That's good that your girls are doing wonderful on it though I sure hope my boys eat some if I get it.
I'll check out Mainely rat rescue and thank you. <3


----------



## zurfaces (Jan 16, 2013)

Or just Google harlan teklad 2014 and you'll find a lot of info. Also where do you live? i know of a couple of distributors of ht where you can pick up a whole bag for cheap. One is in PA and the other is somewhere on the east coast can't remember where of the top of my head. 

Sent from Petguide.com Free App


----------



## Jokerfest (Sep 25, 2012)

I'm in NC the east coast. :3
I tried googling but most places I found were expensive lol.


----------



## zurfaces (Jan 16, 2013)

Well i was having second thoughts about getting them ht because of how much it cost then i looked at it this way. Price per pound with shipping. The average price was 1.70 per lb to ship to Ohio. Initially the cost is high but it doesn't seem that bad when you look at it as price per lb. Someone said 2 1/2 lb per rat per month so its 5$ a month

Sent from Petguide.com Free App


----------



## ThreeMagicBeans (Dec 16, 2012)

I really like the Wee Companions Small Animal Rescue. They sell all the varieties (2014, 2016, 2018, etc) in many different pound combinations. They ship it in a flat rate box, so it's reasonably priced. Same with Mainely Rat Rescue, they are both really good deals.

Mainely Rat (2014):
• http://mainelyratrescue.org/store2/...Path=2&zenid=bb62fc1e065a7619aee47f748b8bb0d1

Wee Companions:
• http://weecompanions.org/healthy-food


----------



## zurfaces (Jan 16, 2013)

Also you can just supplement your current mix with the HT so it might end up being less than 5 per lb

Sent from Petguide.com Free App


----------



## AttackRat (May 21, 2012)

Mainley Rat Rescue sells them!!


----------



## JLSaufl (Jan 20, 2013)

Jokerfest said:


> I'm in NC the east coast. :3
> I tried googling but most places I found were expensive lol.

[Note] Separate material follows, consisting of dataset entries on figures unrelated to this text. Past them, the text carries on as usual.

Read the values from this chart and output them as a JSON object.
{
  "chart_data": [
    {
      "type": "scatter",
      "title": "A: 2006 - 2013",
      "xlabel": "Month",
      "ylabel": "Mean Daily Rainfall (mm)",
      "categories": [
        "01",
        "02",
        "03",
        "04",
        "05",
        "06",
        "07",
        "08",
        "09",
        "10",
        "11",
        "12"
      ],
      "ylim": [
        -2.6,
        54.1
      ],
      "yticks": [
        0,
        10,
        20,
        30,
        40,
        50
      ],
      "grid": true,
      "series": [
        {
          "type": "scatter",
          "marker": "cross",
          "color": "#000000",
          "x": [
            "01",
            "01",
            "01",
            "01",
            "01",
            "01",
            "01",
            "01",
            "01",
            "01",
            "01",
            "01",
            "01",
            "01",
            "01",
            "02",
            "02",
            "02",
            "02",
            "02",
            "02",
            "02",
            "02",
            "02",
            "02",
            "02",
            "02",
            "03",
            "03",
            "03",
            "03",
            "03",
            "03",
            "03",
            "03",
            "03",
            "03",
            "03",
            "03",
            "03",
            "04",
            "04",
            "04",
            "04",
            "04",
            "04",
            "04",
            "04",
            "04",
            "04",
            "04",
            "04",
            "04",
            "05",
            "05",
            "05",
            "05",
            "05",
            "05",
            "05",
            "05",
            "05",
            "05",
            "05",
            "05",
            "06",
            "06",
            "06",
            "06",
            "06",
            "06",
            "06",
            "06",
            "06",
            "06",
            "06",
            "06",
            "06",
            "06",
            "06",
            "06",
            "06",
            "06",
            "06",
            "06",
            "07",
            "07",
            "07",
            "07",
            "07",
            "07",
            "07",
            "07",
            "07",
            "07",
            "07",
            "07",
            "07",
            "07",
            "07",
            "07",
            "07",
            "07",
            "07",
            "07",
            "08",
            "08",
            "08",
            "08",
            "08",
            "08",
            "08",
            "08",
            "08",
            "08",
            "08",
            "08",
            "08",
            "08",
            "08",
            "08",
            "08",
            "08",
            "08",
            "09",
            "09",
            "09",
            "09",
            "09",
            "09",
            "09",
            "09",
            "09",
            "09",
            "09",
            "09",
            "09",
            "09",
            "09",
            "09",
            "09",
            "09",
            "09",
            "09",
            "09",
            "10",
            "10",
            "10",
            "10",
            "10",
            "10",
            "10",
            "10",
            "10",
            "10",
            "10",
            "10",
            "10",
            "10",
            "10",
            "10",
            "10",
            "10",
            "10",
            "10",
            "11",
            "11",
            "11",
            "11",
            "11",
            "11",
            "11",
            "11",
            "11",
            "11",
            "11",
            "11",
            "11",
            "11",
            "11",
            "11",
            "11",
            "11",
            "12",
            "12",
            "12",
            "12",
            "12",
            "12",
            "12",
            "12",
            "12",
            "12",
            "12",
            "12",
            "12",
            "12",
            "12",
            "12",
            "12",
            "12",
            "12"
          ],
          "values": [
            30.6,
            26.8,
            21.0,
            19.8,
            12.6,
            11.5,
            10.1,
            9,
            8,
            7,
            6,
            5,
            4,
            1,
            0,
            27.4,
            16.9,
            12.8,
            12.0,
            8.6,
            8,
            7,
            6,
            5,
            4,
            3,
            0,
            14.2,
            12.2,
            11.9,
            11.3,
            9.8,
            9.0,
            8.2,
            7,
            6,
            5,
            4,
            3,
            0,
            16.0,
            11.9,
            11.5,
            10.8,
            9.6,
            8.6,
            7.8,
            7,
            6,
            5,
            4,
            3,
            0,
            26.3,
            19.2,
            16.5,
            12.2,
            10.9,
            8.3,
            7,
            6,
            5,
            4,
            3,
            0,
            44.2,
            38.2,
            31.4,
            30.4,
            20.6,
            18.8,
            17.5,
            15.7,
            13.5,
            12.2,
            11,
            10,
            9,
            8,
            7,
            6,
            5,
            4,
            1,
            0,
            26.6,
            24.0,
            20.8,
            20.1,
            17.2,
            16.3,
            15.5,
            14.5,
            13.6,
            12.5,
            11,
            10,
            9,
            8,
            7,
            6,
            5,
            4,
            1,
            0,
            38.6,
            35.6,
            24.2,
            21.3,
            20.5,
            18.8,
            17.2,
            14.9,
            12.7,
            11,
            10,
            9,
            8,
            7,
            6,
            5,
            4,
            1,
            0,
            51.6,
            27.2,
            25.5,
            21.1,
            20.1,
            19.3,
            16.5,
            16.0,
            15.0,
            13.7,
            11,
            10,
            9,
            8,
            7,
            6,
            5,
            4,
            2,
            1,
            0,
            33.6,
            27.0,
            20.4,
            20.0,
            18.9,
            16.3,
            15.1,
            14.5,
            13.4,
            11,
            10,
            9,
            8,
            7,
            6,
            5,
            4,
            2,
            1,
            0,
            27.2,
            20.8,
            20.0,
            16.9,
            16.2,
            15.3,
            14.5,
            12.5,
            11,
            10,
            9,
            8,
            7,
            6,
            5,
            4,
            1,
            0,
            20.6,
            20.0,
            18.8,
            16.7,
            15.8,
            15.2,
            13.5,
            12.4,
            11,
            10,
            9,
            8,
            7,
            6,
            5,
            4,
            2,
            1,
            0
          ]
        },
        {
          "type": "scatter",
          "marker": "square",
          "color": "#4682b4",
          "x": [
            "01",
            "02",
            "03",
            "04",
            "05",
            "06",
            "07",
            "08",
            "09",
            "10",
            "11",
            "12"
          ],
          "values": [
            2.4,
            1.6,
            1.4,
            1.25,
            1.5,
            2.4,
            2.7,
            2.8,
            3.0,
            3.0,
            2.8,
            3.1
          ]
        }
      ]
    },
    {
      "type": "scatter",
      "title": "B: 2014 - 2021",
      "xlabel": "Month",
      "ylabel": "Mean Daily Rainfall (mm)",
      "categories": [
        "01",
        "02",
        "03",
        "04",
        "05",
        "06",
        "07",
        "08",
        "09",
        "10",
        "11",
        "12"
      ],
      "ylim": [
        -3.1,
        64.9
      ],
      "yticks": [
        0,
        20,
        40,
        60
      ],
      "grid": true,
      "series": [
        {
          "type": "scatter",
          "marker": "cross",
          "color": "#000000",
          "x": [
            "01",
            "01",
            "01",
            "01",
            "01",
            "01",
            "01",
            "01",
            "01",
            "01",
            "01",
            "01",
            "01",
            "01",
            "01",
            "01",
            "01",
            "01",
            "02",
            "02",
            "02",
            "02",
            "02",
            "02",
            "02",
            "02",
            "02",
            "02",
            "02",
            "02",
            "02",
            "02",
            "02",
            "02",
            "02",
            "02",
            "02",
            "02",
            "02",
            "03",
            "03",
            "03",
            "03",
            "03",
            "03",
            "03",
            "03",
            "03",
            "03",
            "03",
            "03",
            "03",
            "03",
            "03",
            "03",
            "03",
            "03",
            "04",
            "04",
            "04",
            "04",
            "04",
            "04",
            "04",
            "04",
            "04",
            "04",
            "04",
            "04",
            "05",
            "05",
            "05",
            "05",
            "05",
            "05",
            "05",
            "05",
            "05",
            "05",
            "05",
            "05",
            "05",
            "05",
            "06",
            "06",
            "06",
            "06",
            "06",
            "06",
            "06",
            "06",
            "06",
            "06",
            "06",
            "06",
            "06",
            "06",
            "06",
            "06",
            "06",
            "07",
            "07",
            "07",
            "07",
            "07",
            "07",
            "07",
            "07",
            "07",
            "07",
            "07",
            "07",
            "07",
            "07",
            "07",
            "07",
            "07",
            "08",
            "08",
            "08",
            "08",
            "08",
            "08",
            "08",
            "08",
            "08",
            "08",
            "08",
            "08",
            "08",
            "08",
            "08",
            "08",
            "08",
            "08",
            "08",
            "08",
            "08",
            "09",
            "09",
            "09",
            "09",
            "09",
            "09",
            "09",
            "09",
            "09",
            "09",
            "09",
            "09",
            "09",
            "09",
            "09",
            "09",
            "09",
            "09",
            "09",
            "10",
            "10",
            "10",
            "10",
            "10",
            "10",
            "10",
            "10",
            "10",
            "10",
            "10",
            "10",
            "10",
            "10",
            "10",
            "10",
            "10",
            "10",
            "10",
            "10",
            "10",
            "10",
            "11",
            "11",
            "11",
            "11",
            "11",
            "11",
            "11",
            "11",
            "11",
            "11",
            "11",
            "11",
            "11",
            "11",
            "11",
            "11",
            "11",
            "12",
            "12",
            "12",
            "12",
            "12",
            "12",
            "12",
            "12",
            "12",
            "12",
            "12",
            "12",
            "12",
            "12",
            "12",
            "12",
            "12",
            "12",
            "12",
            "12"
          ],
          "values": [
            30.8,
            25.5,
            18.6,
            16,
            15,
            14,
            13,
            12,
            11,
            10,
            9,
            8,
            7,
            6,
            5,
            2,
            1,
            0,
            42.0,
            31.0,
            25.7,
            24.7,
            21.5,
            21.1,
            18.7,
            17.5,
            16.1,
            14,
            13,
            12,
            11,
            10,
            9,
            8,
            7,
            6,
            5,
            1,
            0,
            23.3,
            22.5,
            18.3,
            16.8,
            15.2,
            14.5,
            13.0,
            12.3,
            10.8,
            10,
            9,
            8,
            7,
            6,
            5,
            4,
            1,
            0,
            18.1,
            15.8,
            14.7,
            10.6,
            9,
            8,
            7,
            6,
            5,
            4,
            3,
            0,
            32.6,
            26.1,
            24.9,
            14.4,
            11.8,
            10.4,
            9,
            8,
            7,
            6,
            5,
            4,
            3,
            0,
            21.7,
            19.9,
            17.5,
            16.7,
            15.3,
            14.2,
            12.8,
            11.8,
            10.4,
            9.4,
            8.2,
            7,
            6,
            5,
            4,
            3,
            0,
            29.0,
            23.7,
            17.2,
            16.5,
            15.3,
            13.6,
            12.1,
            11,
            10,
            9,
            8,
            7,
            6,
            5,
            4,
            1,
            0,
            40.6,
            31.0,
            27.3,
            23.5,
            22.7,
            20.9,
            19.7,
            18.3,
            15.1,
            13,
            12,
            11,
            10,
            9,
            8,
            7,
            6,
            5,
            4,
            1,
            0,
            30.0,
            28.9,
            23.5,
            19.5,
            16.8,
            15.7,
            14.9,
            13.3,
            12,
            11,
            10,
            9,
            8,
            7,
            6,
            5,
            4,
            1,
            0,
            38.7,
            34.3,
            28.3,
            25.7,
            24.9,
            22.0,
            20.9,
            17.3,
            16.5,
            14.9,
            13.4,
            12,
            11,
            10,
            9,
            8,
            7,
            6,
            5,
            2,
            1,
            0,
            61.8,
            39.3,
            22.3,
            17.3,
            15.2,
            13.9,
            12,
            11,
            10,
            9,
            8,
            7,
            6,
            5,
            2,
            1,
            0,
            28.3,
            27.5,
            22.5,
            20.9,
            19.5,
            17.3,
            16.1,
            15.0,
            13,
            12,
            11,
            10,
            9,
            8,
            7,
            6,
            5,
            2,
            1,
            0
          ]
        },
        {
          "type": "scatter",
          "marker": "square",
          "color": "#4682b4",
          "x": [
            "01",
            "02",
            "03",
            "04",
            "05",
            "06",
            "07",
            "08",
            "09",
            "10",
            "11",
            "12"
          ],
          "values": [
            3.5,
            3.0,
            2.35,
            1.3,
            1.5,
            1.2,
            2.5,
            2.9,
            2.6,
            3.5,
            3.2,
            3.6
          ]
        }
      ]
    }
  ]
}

Do you have a reptile store by you? I get my HT at the reptile store. They breed their own rats for food and take care of them by giving them a decent living space and feeding them HT. They sell 2014 and 2018 for $7 for 5lbs, and it gets cheaper the more you buy.


----------



## pwoink (Feb 19, 2013)

I got mine from Crafty Rat! 10 pounds for 12 bucks in a flat rate box, plus you can pick two different types, if you want.


----------